Nouveau coup de théâtre dans le processus électoral de la Fédération Congolaise de Football Association (FECOFA). À travers une correspondance officielle datée du 6 mai 2026 et adressée à la commission électorale, Bosco Mwehu Beya Kofela a annoncé son retrait de la course à la présidence de l’instance faîtière du football congolais.
Dans cette lettre de désistement, le désormais ex-candidat évoque des « raisons de convenance personnelle » pour justifier sa décision. Il précise que ce retrait est fait « de manière libre, volontaire et sans réserves », renonçant ainsi à toutes les prétentions liées au processus électoral en cours.
Ce désistement rebat les cartes du scrutin et redessine considérablement le rapport de forces.
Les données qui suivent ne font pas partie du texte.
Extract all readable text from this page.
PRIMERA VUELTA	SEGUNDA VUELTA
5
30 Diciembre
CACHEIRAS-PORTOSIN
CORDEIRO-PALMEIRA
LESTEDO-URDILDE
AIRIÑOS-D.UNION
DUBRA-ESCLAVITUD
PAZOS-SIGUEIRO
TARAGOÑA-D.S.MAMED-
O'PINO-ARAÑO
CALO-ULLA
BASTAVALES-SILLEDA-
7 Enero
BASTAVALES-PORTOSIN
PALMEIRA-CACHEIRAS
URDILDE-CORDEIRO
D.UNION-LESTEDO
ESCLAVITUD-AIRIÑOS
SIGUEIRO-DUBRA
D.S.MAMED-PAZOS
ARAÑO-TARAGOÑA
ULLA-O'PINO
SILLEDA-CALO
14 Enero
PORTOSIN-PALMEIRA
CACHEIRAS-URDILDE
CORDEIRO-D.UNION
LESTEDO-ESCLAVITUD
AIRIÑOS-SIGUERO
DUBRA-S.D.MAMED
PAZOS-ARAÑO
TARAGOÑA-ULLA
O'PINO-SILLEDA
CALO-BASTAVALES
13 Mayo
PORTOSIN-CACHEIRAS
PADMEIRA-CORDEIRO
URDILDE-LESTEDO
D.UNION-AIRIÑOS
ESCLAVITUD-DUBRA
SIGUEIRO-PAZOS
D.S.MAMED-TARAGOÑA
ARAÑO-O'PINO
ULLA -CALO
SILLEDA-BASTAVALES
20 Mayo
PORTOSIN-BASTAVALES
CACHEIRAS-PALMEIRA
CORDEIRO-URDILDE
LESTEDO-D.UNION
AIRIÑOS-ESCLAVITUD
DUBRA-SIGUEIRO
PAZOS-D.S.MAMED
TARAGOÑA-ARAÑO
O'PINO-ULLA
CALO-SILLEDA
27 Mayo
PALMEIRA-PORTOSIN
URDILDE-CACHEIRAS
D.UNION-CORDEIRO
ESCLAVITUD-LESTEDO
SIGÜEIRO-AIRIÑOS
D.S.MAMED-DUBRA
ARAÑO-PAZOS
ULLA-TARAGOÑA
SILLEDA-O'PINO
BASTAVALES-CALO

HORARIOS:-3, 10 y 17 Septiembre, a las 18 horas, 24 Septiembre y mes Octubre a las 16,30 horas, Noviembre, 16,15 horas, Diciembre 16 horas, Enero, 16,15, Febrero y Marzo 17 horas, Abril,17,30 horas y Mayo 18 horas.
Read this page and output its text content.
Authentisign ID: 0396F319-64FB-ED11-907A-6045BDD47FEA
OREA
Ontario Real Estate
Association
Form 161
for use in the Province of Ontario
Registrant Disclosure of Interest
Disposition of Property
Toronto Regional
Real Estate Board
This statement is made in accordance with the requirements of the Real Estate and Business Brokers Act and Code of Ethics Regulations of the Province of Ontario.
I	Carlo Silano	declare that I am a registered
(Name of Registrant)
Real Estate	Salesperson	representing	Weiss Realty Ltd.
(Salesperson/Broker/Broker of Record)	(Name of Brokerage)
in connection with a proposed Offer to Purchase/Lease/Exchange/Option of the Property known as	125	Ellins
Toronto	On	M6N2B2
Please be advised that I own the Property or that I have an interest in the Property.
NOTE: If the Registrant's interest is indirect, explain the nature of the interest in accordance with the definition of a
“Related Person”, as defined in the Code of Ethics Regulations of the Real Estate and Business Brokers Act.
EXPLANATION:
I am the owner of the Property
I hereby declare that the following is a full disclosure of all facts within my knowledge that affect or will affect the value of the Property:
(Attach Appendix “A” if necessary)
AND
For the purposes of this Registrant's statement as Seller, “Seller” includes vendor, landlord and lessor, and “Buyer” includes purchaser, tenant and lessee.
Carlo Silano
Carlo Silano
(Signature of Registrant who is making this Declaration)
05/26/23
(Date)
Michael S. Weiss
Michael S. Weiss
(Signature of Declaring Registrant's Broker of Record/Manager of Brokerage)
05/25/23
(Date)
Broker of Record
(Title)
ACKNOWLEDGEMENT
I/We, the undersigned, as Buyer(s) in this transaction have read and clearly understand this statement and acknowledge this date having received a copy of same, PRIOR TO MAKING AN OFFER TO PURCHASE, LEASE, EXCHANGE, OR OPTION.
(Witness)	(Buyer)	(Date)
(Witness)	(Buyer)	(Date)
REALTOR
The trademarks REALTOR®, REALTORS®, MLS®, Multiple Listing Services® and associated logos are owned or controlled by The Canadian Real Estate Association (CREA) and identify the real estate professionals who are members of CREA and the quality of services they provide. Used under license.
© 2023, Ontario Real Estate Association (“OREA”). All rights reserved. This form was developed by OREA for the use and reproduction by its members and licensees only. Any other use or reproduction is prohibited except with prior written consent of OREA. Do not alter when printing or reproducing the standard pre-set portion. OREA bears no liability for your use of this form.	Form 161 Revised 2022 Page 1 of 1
Considéré comme l’un des principaux prétendants à la succession à la tête de la FECOFA, Bosco Mwehu Beya laisse désormais le champ plus dégagé à Véron Mosengo, ancien secrétaire général de la CAF, qui apparaît comme le grand favori.
À ce stade, un seul autre candidat figure encore sur la liste provisoire : Jean Claude Mukanya. Une configuration qui pourrait transformer l’élection à venir en un duel à sens unique, sauf nouveau rebondissement de dernière minute.
En coulisses, ce retrait alimente déjà les spéculations sur les véritables motivations de cette décision, dans un contexte où la gouvernance du football congolais reste un enjeu majeur. Là où certains évoquent des pressions politiques, d’autres parlent d’une décision dictées par les réalités en présence.
Alors que le processus électoral se poursuit, tous les regards sont désormais tournés vers la commission électorale de la FECOFA, appelée à tirer les conséquences de ce désistement et à clarifier la suite du calendrier.